Monday, August 10, 2009

Who Will Personalize Medicine?

There's a lot of excitement in the biomedical community about the potential for "personalized medicine"--the tailoring of a patient's treatment to reflect his or her individual biology. The best known prospect is selecting between drug or dosing alternatives based on a DNA tests that may predict how a person will respond, but there are other ways to improve individual outcomes as well. There have been a few specific commercial drugs with genetic tests so far, notably erbitux and warfarin, with mixed results. Nonetheless, I have no doubt that the researchers are sincere in their hopes for improved treatment.

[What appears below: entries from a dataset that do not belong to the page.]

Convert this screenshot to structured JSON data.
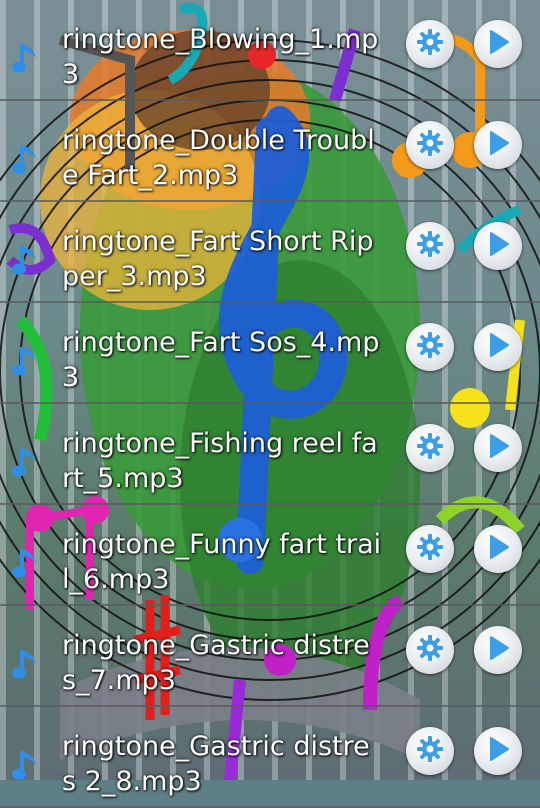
{
  "ringtones": [
    {
      "name": "ringtone_Blowing_1.mp3"
    },
    {
      "name": "ringtone_Double Trouble Fart_2.mp3"
    },
    {
      "name": "ringtone_Fart Short Ripper_3.mp3"
    },
    {
      "name": "ringtone_Fart Sos_4.mp3"
    },
    {
      "name": "ringtone_Fishing reel fart_5.mp3"
    },
    {
      "name": "ringtone_Funny fart trail_6.mp3"
    },
    {
      "name": "ringtone_Gastric distres_7.mp3"
    },
    {
      "name": "ringtone_Gastric distres 2_8.mp3"
    }
  ],
  "icons": {
    "row_icon": "music-note-icon",
    "settings": "gear-icon",
    "play": "play-icon"
  },
  "colors": {
    "note": "#2f8fe6",
    "button_icon": "#3d9ee8",
    "divider": "#5a5a5f"
  }
}
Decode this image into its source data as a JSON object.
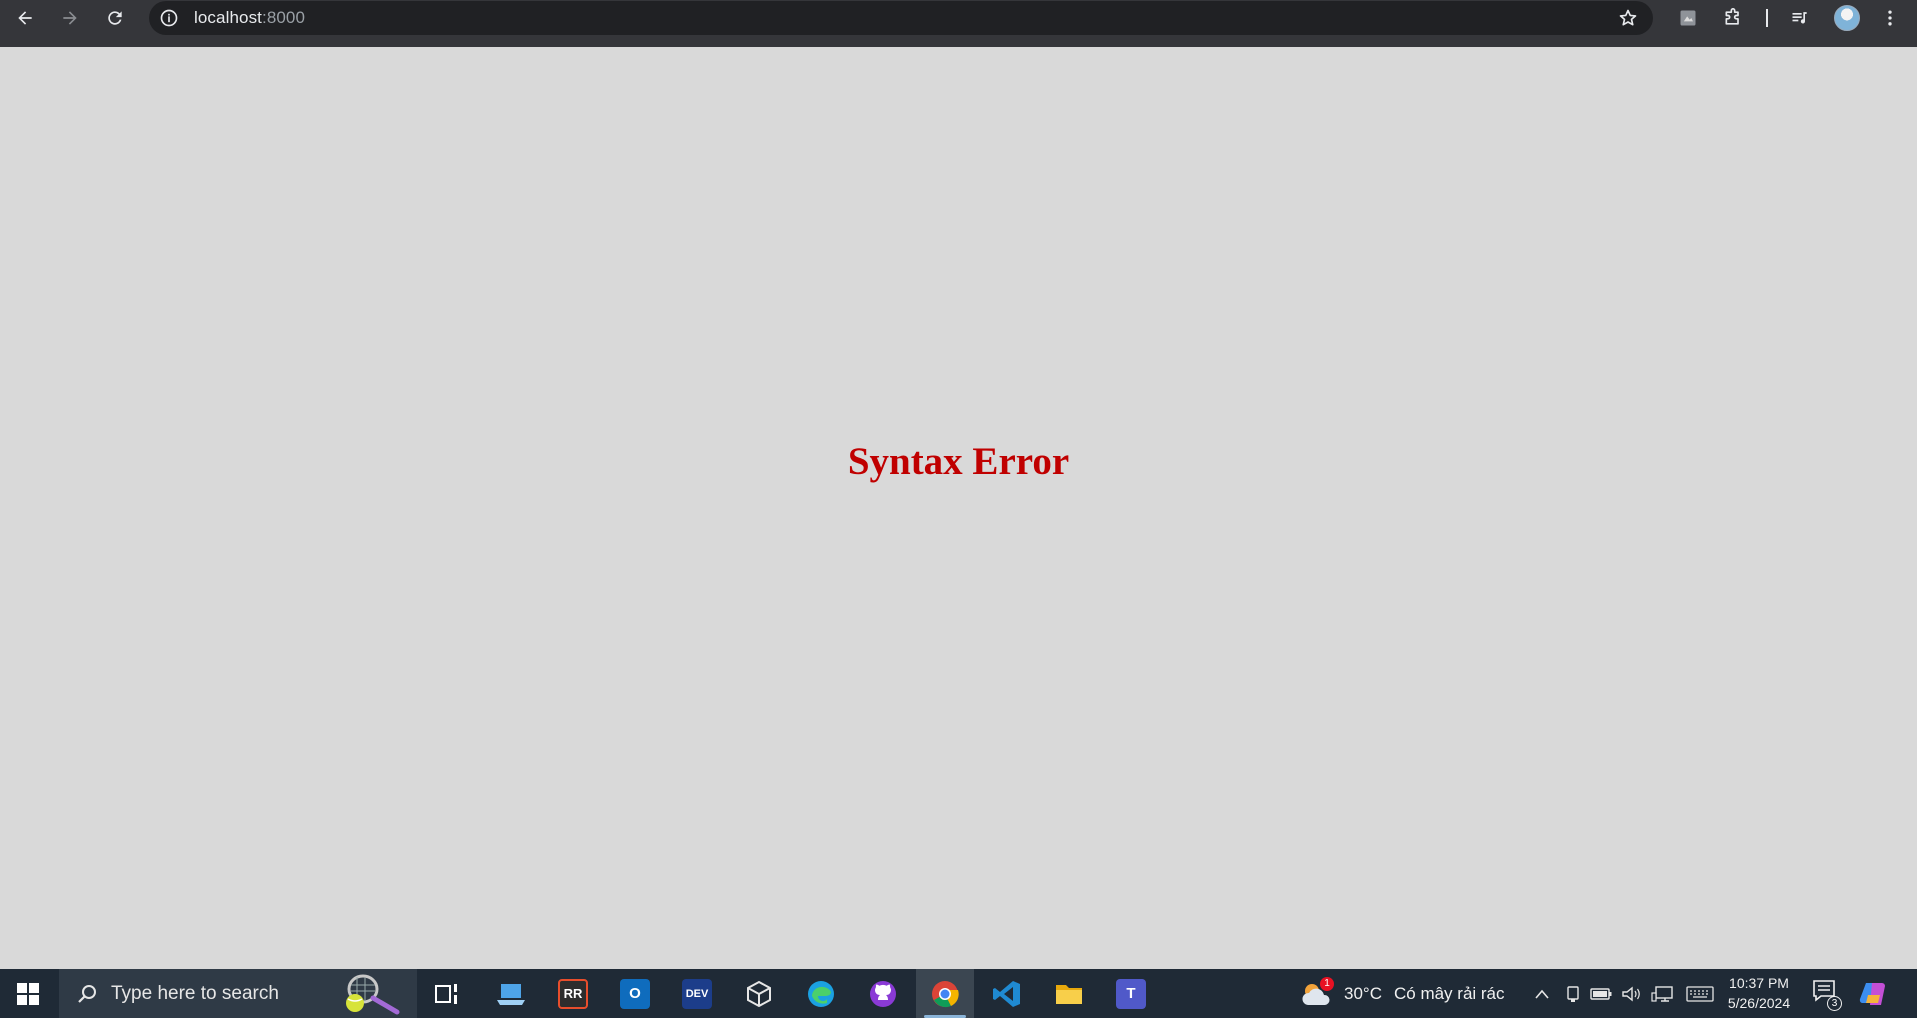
{
  "browser": {
    "url_host": "localhost",
    "url_port": ":8000"
  },
  "page": {
    "message": "Syntax Error",
    "message_color": "#c00000",
    "background_color": "#d9d9d9"
  },
  "taskbar": {
    "search_placeholder": "Type here to search",
    "weather_badge": "1",
    "weather_temp": "30°C",
    "weather_desc": "Có mây rải rác",
    "clock_time": "10:37 PM",
    "clock_date": "5/26/2024",
    "notification_count": "3",
    "apps": [
      {
        "name": "task-view",
        "icon": "task-view-icon"
      },
      {
        "name": "laptop-app",
        "icon": "laptop-icon"
      },
      {
        "name": "rr-review",
        "icon": "rr-review-icon",
        "label": "RR"
      },
      {
        "name": "outlook",
        "icon": "outlook-icon",
        "label": "O"
      },
      {
        "name": "devtoys",
        "icon": "dev-icon",
        "label": "DEV"
      },
      {
        "name": "virtualbox",
        "icon": "cube-icon"
      },
      {
        "name": "edge",
        "icon": "edge-icon"
      },
      {
        "name": "github-desktop",
        "icon": "github-icon"
      },
      {
        "name": "chrome",
        "icon": "chrome-icon"
      },
      {
        "name": "vscode",
        "icon": "vscode-icon"
      },
      {
        "name": "file-explorer",
        "icon": "folder-icon"
      },
      {
        "name": "teams",
        "icon": "teams-icon",
        "label": "T"
      }
    ]
  }
}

Unfortunately, the history of the pharmaceutical industry offers less basis for optimism. I've been reading the disturbing book Our Daily Meds, by former New York Times reporter Melody Peterson (Amazon, B&N). This is just one of several recent books documenting the cynical manipulation of the prescription-drug process by Big Pharma in service of their own profits. The list of manipulation techniques is long, including inventing new diseases to be treated by their newest drugs, evading requirements for full disclosure of side effects by advertising by hiring celebrity promoters and funding patient groups focused on individual diseases, flooding the scientific literature with ghost-written articles that favor their drug, encouraging prescriptions for off-label uses, creation and marketing of useless "me too" drugs, and much more.

The take-home message is that the pharmaceutical companies rarely limit their sales to patients who would truly benefit from them, which is what personalized medicine really requires. In fact, the companies have taken many opportunities to extend their drugs to diseases in which studies have shown little benefit, to downplay or deny side effects, and to open their markets to include new. unstudied populations. They also tolerate the fact that many recipients don't benefit from the drug they pay for.

Personalized medicine would demand the opposite, shrinking the market for each drug to those who actually respond. At the same time, the complexity and expense of clinical trials that subdivide the patients into subgroups will be much higher. It seems unrealistic to expect our current commercial and regulatory system to rise to this challenge without some major changes.